Die österreichische Jazzsängerin Simone Kopmajer geht auf „Home for Christmas“ (Lucky Mojo Records) überwiegend amerikanisch an, singt unaufgeregt Klassiker oder Songs von Joni Mitchell, John Lennon oder Michael Bublé. Verblüffend: ihre mitunter gescattete Version des „Erzherzog Johann Jodlers“.
Deluxe-Versionen ihrer Platten vom letzten Jahr bringen diesmal etwa Tom Gaebel („A Christmas to Remember“, Warner) und Wincent Weiss („Wincents Weisse Weihnachts“, Universal) heraus. Beide Alben gehörten in der letzten Saison schon zu den Highlights, die jeweils Hand voll neuer Lieder schmälern den Eindruck nicht.

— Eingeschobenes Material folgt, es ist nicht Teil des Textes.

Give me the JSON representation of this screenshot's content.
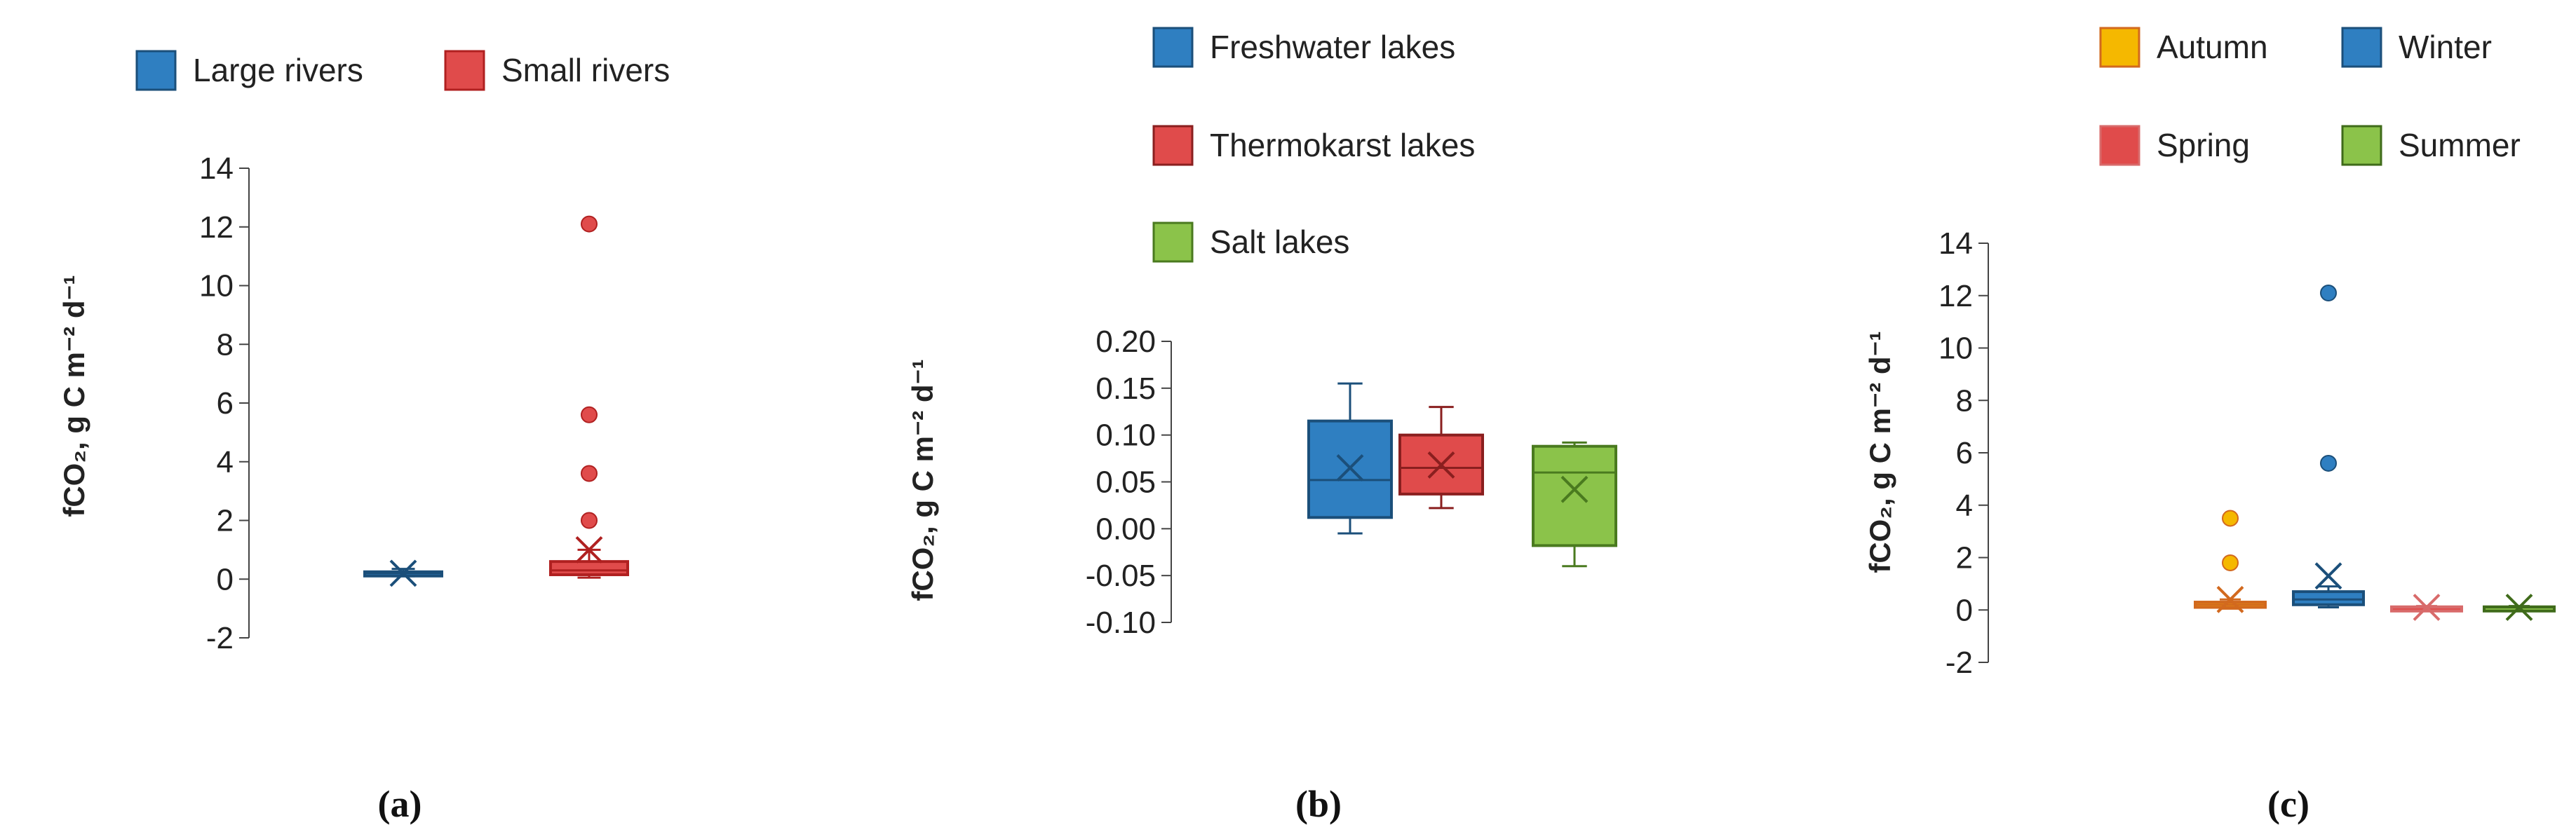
{
  "chart_data": [
    {
      "type": "box",
      "panel_label": "(a)",
      "ylabel": "fCO₂, g C m⁻² d⁻¹",
      "ylim": [
        -2,
        14
      ],
      "yticks": [
        "14",
        "12",
        "10",
        "8",
        "6",
        "4",
        "2",
        "0",
        "-2"
      ],
      "legend": {
        "placement": "top"
      },
      "series": [
        {
          "name": "Large rivers",
          "color": "#2f7fc1",
          "edge": "#1b4f7a",
          "whisker_low": 0.1,
          "q1": 0.15,
          "median": 0.2,
          "q3": 0.25,
          "whisker_high": 0.35,
          "mean": 0.2,
          "outliers": []
        },
        {
          "name": "Small rivers",
          "color": "#e04b4b",
          "edge": "#b02020",
          "whisker_low": 0.05,
          "q1": 0.15,
          "median": 0.3,
          "q3": 0.6,
          "whisker_high": 1.0,
          "mean": 1.0,
          "outliers": [
            2.0,
            3.6,
            5.6,
            12.1
          ]
        }
      ]
    },
    {
      "type": "box",
      "panel_label": "(b)",
      "ylabel": "fCO₂, g C m⁻² d⁻¹",
      "ylim": [
        -0.1,
        0.2
      ],
      "yticks": [
        "0.20",
        "0.15",
        "0.10",
        "0.05",
        "0.00",
        "-0.05",
        "-0.10"
      ],
      "legend": {
        "placement": "top-left"
      },
      "series": [
        {
          "name": "Freshwater lakes",
          "color": "#2f7fc1",
          "edge": "#1b4f7a",
          "whisker_low": -0.005,
          "q1": 0.012,
          "median": 0.052,
          "q3": 0.115,
          "whisker_high": 0.155,
          "mean": 0.065,
          "outliers": []
        },
        {
          "name": "Thermokarst lakes",
          "color": "#e04b4b",
          "edge": "#8a1f1f",
          "whisker_low": 0.022,
          "q1": 0.037,
          "median": 0.065,
          "q3": 0.1,
          "whisker_high": 0.13,
          "mean": 0.068,
          "outliers": []
        },
        {
          "name": "Salt lakes",
          "color": "#8bc34a",
          "edge": "#4a7a1f",
          "whisker_low": -0.04,
          "q1": -0.018,
          "median": 0.06,
          "q3": 0.088,
          "whisker_high": 0.092,
          "mean": 0.042,
          "outliers": []
        }
      ]
    },
    {
      "type": "box",
      "panel_label": "(c)",
      "ylabel": "fCO₂, g C m⁻² d⁻¹",
      "ylim": [
        -2,
        14
      ],
      "yticks": [
        "14",
        "12",
        "10",
        "8",
        "6",
        "4",
        "2",
        "0",
        "-2"
      ],
      "legend": {
        "placement": "top"
      },
      "series": [
        {
          "name": "Autumn",
          "color": "#f5b800",
          "edge": "#d2691e",
          "whisker_low": 0.05,
          "q1": 0.1,
          "median": 0.2,
          "q3": 0.3,
          "whisker_high": 0.4,
          "mean": 0.4,
          "outliers": [
            1.8,
            3.5
          ]
        },
        {
          "name": "Winter",
          "color": "#2f7fc1",
          "edge": "#1b4f7a",
          "whisker_low": 0.1,
          "q1": 0.2,
          "median": 0.4,
          "q3": 0.7,
          "whisker_high": 0.9,
          "mean": 1.3,
          "outliers": [
            5.6,
            12.1
          ]
        },
        {
          "name": "Spring",
          "color": "#e04b4b",
          "edge": "#d86a6a",
          "whisker_low": 0.05,
          "q1": 0.08,
          "median": 0.1,
          "q3": 0.12,
          "whisker_high": 0.15,
          "mean": 0.1,
          "outliers": []
        },
        {
          "name": "Summer",
          "color": "#8bc34a",
          "edge": "#3f6b1a",
          "whisker_low": 0.05,
          "q1": 0.08,
          "median": 0.1,
          "q3": 0.12,
          "whisker_high": 0.15,
          "mean": 0.1,
          "outliers": []
        }
      ]
    }
  ]
}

Der Rammstein-Keyboarder bringt ein Album zum Fest raus? Oha! „Flake feiert Weihnachten“ (Snow Flake) heißt das Resultat, und bis zum Ende weiß man nicht, ob er mit Weihnachten noch eine Rechnung offen hatte oder sich einfach nur lustig machen will. Musikalisch wird hier in Sachen Arrangements kräftig auffahren, Minimalpattern soweit das Ohr reicht – exzellent etwa bei „Happy Xmas (War is over“) – aber gesanglich werden Flake und seine diversen Freunde dem nicht gerecht. Aber vielleicht wollen sie das auch nicht, sondern nur einen Soundtrack für bierselige Stunden in einer abgerockten Punkkneipe liefern.